Böyle bir kilisenin -mantık ölçüleri içinde- Atina’da olması gerekirken neden İstanbul?.. Bu çok düşündürücüdür.
İstanbul; çünkü Yunan’ın gönlünde hâlâ Bizans rüzgârları esmektedir...
Zor şeydir sindirimsizlik! Tanrı kimsenin başına vermesin!
Fener Rum Patrikhanesi dünya Ortodoks kiliselerinin “merkez”i durumuna gelirse ne olur?
Karşımızdakiler de bizim gibi “iyi niyetli”yse, hiçbir olumsuzluk yaşanmaz. Ortodoks dinî günlerinde tüm dünyadan konuklarımız olur, turizmimize katkı sağlar, Türk konukseverliğini ve dillerden düşmeyen “mozaik”imizi dünyaya sergilemiş oluruz.
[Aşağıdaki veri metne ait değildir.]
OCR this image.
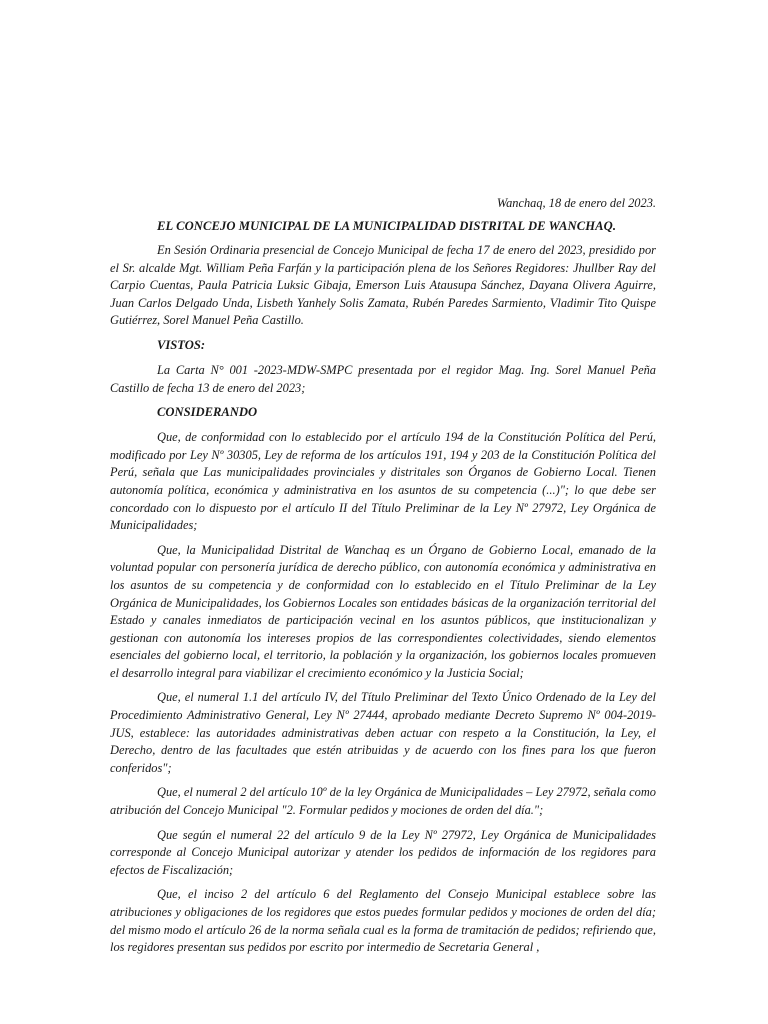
Wanchaq, 18 de enero del 2023.
EL CONCEJO MUNICIPAL DE LA MUNICIPALIDAD DISTRITAL DE WANCHAQ.

En Sesión Ordinaria presencial de Concejo Municipal de fecha 17 de enero del 2023, presidido por el Sr. alcalde Mgt. William Peña Farfán y la participación plena de los Señores Regidores: Jhullber Ray del Carpio Cuentas, Paula Patricia Luksic Gibaja, Emerson Luis Atausupa Sánchez, Dayana Olivera Aguirre, Juan Carlos Delgado Unda, Lisbeth Yanhely Solis Zamata, Rubén Paredes Sarmiento, Vladimir Tito Quispe Gutiérrez, Sorel Manuel Peña Castillo.

VISTOS:

La Carta N° 001 -2023-MDW-SMPC presentada por el regidor Mag. Ing. Sorel Manuel Peña Castillo de fecha 13 de enero del 2023;

CONSIDERANDO

Que, de conformidad con lo establecido por el artículo 194 de la Constitución Política del Perú, modificado por Ley Nº 30305, Ley de reforma de los artículos 191, 194 y 203 de la Constitución Política del Perú, señala que Las municipalidades provinciales y distritales son Órganos de Gobierno Local. Tienen autonomía política, económica y administrativa en los asuntos de su competencia (...)"; lo que debe ser concordado con lo dispuesto por el artículo II del Título Preliminar de la Ley Nº 27972, Ley Orgánica de Municipalidades;

Que, la Municipalidad Distrital de Wanchaq es un Órgano de Gobierno Local, emanado de la voluntad popular con personería jurídica de derecho público, con autonomía económica y administrativa en los asuntos de su competencia y de conformidad con lo establecido en el Título Preliminar de la Ley Orgánica de Municipalidades, los Gobiernos Locales son entidades básicas de la organización territorial del Estado y canales inmediatos de participación vecinal en los asuntos públicos, que institucionalizan y gestionan con autonomía los intereses propios de las correspondientes colectividades, siendo elementos esenciales del gobierno local, el territorio, la población y la organización, los gobiernos locales promueven el desarrollo integral para viabilizar el crecimiento económico y la Justicia Social;

Que, el numeral 1.1 del artículo IV, del Título Preliminar del Texto Único Ordenado de la Ley del Procedimiento Administrativo General, Ley Nº 27444, aprobado mediante Decreto Supremo Nº 004-2019-JUS, establece: las autoridades administrativas deben actuar con respeto a la Constitución, la Ley, el Derecho, dentro de las facultades que estén atribuidas y de acuerdo con los fines para los que fueron conferidos";

Que, el numeral 2 del artículo 10º de la ley Orgánica de Municipalidades – Ley 27972, señala como atribución del Concejo Municipal "2. Formular pedidos y mociones de orden del día.";

Que según el numeral 22 del artículo 9 de la Ley Nº 27972, Ley Orgánica de Municipalidades corresponde al Concejo Municipal autorizar y atender los pedidos de información de los regidores para efectos de Fiscalización;

Que, el inciso 2 del artículo 6 del Reglamento del Consejo Municipal establece sobre las atribuciones y obligaciones de los regidores que estos puedes formular pedidos y mociones de orden del día; del mismo modo el artículo 26 de la norma señala cual es la forma de tramitación de pedidos; refiriendo que, los regidores presentan sus pedidos por escrito por intermedio de Secretaria General ,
Buraya dek hiçbir “sorun” yok!
Peki, kuşkularımız-kaygılarımız nereden kaynaklanıyor ?
Şuradan: Birçok Yunan ve Avrupa “atlas”ında, İstanbul hâlâ “Konstantinopolis” (Konstantin’in kenti) olarak gösteriliyor... Tıpkı, Güneydoğu bölgelerimizin aynı haritalarda “Kürdistan” ve “Ermenistan” olarak gösterilmesi gibi... Bu durumda karşımızdakilere güvenmek için fazlaca bir nedenimiz kalmıyor. İyi niyet tek yanlı olamaz! “Konstantin’in Kenti” olarak adlandırdıkları kentimiz, bir de Ortodoksluğun merkezi durumuna gelse; şımarıklık dozu artabilir ve -örneğin- “Fener semtini boşaltıp kilise lojmanlarına özgülememiz (tahsis)” istenebilir; Bununla da kalmaz...
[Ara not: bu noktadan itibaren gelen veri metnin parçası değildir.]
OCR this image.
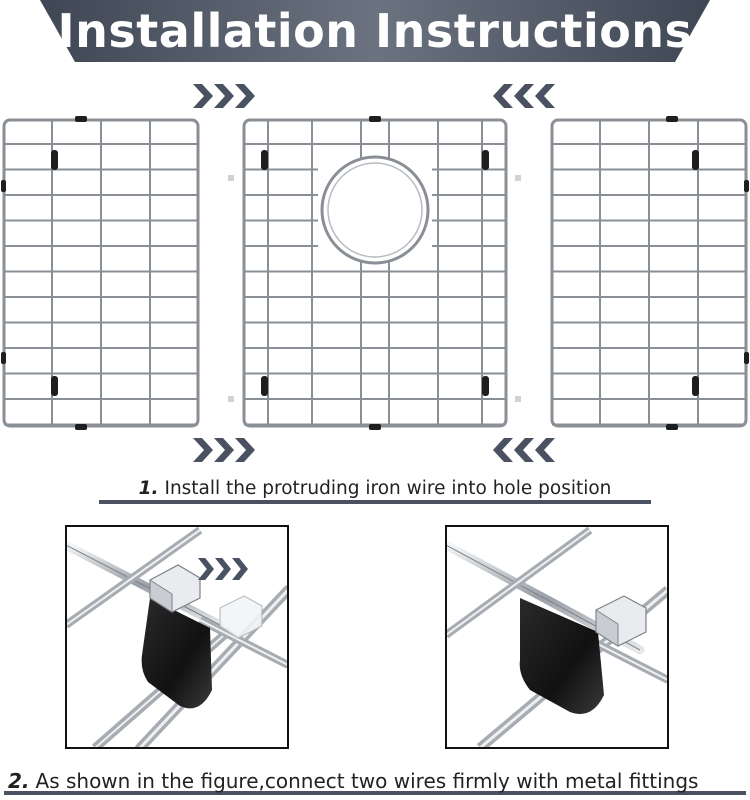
Installation Instructions
1. Install the protruding iron wire into hole position
2. As shown in the figure,connect two wires firmly with metal fittings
Özetle, AB’ye girmek adına atacağımız her adımda, Cahen’in saptamasını aklımızda bulundurmalıyız:
“Anadolu’nun Türkler tarafından fethedilmesi ve Türkiye diye bir ülke oluşturulması, Avrupalılara her zaman kavranamayacak, kabul edilemeyecek, sindirilemeyecek bir durum olarak gözükmüştür.”